Ibere Soares, Jun Li, Eunhee S. Yi, Andre M. Oliveira, Ping Yang, Jennifer M. Boland, Jason A. Wampfler, Michele R. Erickson-Johnson, Jin Sung Jang, Adam M. Lee, and Jin Jen

Subjects

Pulmonary and Respiratory Medicine, Adult, Male, Lung Neoplasms, Oncogene Proteins, Fusion, medicine.drug_class, EGFR, Biology, Adenocarcinoma, medicine.disease_cause, hemic and lymphatic diseases, medicine, Anaplastic lymphoma kinase, Humans, Anaplastic Lymphoma Kinase, Kinase activity, Aged, Oligonucleotide Array Sequence Analysis, Aged, 80 and over, Mutation, Crizotinib, ALK Gene Rearrangement, Receptor Protein-Tyrosine Kinases, Middle Aged, Proto-Oncogene Proteins c-met, Molecular biology, ALK inhibitor, ErbB Receptors, Oncology, ALK, Drug Resistance, Neoplasm, MET, Female, KRAS, Carcinogenesis, medicine.drug

Abstract

Introduction Oncogenic ALK kinase activity associated with ALK gene rearrangement is the target of crizotinib, an ALK inhibitor recently approved by the Food and Drug Administration for the treatment of ALK -rearranged ( ALK +) non–small cell lung cancers.
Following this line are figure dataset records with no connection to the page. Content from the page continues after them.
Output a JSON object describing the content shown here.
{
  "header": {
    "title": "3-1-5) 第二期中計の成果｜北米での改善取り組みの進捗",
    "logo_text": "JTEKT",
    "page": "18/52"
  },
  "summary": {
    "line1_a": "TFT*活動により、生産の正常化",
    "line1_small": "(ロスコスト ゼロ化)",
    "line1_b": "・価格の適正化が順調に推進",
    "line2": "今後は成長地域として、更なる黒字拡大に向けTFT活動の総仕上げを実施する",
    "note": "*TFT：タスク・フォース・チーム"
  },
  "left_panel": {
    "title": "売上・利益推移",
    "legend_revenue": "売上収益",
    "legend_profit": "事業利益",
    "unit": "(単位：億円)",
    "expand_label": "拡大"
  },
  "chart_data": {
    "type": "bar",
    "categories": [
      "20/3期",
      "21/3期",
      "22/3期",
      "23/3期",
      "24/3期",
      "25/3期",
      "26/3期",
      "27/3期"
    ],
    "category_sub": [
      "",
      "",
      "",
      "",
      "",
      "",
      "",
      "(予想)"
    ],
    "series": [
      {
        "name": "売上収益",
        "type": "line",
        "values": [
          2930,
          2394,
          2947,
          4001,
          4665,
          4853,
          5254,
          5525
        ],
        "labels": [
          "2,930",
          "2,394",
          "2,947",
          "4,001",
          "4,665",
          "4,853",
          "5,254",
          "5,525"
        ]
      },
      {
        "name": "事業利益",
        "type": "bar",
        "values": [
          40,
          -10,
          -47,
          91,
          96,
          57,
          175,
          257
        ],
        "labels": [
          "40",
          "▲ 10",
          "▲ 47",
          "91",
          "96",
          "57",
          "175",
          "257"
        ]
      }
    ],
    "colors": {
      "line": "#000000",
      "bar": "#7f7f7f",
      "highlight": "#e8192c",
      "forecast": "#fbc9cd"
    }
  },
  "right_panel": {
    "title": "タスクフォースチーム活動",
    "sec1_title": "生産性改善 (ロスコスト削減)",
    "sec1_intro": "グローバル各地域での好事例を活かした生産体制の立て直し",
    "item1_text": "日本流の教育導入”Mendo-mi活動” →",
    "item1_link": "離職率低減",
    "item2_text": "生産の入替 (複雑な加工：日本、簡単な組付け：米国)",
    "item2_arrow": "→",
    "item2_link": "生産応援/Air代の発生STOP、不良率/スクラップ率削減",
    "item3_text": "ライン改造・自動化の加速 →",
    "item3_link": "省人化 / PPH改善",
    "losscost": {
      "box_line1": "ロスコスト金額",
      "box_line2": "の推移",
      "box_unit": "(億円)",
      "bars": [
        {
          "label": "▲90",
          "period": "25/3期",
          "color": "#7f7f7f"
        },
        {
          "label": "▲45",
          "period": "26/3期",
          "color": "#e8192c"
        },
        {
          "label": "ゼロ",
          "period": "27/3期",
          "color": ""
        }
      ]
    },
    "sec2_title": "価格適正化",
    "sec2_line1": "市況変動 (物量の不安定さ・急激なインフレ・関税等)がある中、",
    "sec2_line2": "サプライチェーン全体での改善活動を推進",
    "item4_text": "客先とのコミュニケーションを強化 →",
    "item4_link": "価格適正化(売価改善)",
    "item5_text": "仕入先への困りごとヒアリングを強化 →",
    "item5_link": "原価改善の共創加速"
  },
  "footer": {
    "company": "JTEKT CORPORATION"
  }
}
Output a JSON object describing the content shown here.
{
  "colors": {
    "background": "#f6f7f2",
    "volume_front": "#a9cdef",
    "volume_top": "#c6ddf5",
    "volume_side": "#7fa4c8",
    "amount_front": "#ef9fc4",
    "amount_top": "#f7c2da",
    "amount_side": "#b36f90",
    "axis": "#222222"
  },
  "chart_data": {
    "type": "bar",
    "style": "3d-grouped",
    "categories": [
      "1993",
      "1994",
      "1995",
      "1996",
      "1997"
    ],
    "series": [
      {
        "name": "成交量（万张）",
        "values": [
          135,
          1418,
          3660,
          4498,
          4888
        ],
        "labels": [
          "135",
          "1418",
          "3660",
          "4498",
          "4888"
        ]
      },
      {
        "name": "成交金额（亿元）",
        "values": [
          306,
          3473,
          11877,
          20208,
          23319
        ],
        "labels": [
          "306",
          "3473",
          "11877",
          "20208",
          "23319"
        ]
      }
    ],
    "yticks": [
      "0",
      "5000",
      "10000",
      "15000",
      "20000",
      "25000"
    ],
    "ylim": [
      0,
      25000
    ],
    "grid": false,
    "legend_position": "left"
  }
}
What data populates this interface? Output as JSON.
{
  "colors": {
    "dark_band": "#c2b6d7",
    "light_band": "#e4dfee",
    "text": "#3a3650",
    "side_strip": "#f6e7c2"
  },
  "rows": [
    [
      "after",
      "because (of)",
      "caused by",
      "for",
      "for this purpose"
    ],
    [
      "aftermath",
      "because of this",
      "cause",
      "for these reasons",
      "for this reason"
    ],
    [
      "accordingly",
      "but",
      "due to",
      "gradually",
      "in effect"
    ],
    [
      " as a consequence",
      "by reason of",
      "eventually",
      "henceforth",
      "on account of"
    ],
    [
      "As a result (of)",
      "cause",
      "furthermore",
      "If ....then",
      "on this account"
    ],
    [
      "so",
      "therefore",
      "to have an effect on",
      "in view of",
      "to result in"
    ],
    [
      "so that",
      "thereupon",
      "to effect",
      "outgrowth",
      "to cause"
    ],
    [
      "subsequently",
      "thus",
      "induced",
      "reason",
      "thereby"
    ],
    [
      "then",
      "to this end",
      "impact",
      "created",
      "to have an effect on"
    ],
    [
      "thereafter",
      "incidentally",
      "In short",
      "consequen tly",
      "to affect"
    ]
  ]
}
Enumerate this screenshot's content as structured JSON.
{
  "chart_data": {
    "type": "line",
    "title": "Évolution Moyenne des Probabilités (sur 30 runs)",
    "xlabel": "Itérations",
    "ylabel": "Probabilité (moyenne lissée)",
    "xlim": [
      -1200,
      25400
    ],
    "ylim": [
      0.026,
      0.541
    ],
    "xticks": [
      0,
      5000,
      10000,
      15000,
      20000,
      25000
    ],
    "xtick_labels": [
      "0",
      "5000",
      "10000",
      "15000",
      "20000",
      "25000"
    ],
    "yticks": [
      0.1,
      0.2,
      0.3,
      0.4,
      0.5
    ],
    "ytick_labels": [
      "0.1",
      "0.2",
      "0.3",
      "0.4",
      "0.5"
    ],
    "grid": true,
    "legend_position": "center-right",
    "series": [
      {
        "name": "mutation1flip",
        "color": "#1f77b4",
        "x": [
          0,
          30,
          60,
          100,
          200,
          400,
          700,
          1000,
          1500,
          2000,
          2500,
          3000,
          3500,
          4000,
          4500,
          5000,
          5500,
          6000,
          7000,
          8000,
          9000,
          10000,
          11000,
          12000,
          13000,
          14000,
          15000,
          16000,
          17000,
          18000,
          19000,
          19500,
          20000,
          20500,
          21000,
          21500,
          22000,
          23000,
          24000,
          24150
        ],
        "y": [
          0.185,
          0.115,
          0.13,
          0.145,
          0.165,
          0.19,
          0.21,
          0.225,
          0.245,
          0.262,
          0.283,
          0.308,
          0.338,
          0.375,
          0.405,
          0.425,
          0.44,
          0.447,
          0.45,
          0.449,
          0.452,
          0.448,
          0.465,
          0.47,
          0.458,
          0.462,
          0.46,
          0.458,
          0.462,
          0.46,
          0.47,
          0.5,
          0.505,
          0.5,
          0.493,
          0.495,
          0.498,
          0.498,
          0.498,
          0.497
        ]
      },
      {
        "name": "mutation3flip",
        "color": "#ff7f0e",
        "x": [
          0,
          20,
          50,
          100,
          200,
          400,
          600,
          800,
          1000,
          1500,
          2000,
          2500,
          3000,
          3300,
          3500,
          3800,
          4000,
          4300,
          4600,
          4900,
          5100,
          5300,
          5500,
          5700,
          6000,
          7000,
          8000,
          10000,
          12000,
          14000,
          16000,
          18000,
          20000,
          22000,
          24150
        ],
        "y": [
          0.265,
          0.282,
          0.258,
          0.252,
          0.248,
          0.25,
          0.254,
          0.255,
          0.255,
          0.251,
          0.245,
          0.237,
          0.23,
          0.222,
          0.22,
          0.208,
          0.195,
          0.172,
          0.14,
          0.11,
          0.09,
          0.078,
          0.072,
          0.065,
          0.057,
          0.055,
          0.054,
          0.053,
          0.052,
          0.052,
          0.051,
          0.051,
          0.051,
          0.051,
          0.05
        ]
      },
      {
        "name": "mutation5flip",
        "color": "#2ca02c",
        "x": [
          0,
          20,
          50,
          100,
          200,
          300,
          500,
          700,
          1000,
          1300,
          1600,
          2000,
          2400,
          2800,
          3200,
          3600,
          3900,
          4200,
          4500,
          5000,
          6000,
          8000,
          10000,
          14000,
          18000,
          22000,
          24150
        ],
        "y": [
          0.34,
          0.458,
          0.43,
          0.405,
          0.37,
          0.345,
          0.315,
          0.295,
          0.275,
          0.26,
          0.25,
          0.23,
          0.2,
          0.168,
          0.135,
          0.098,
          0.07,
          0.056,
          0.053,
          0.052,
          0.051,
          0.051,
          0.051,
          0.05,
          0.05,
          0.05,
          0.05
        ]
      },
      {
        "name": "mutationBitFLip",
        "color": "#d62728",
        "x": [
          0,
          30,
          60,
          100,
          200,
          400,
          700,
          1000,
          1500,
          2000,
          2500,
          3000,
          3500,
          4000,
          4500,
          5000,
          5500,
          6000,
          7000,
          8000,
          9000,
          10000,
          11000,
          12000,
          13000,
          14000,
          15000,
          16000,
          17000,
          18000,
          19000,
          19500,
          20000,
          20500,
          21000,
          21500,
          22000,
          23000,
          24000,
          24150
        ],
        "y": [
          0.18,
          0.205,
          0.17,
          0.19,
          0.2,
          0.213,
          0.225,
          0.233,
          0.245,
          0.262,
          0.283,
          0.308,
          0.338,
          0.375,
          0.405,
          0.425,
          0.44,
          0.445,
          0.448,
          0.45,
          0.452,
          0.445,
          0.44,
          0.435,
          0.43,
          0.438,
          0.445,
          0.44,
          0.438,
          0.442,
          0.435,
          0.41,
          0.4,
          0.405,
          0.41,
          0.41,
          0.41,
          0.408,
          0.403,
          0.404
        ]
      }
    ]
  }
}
ALK + status is generally thought to be mutually exclusive of epidermal growth factor receptor ( EGFR ) and KRAS mutations. However, the mutation status of other genes is not widely known in ALK + tumors. The aim of this study is to survey for mutations involving other genes in 25 ALK + cases confirmed by fluorescent in situ hybridization. Methods Using the DNA extracted from formalin-fixed paraffin-embedded tumor samples, a MassArray-based Lung Cancer Mutations Screening Panel was performed to test for 179 individual mutations in 10 genes, including EGFR, KRAS, BRAF, ERBB2, JAK2, AKT1, AKT2, KIT, MET and PIK3CA , which have been implicated in lung carcinogenesis and/or considered as potential therapeutic targets. Results Five of 25 ALK + cases showed additional genetic abnormalities, which were verified by gene sequencing. One patient had EGFR del L747-S752. The remaining four mutations were in the MET gene: MET N375S ( n = 2) and MET R988C ( n = 2). No MET amplification was found by fluorescent in situ hybridization in the four cases with MET mutation. No mutations were detected in the other genes tested. Conclusions In summary, additional mutations were found in 20% of ALK + cases involving two of the 10 genes tested. Our study highlights that EGFR mutation can be present in ALK + tumors, though uncommon. Clinical implication of MET mutation in our cases is uncertain and further study is needed.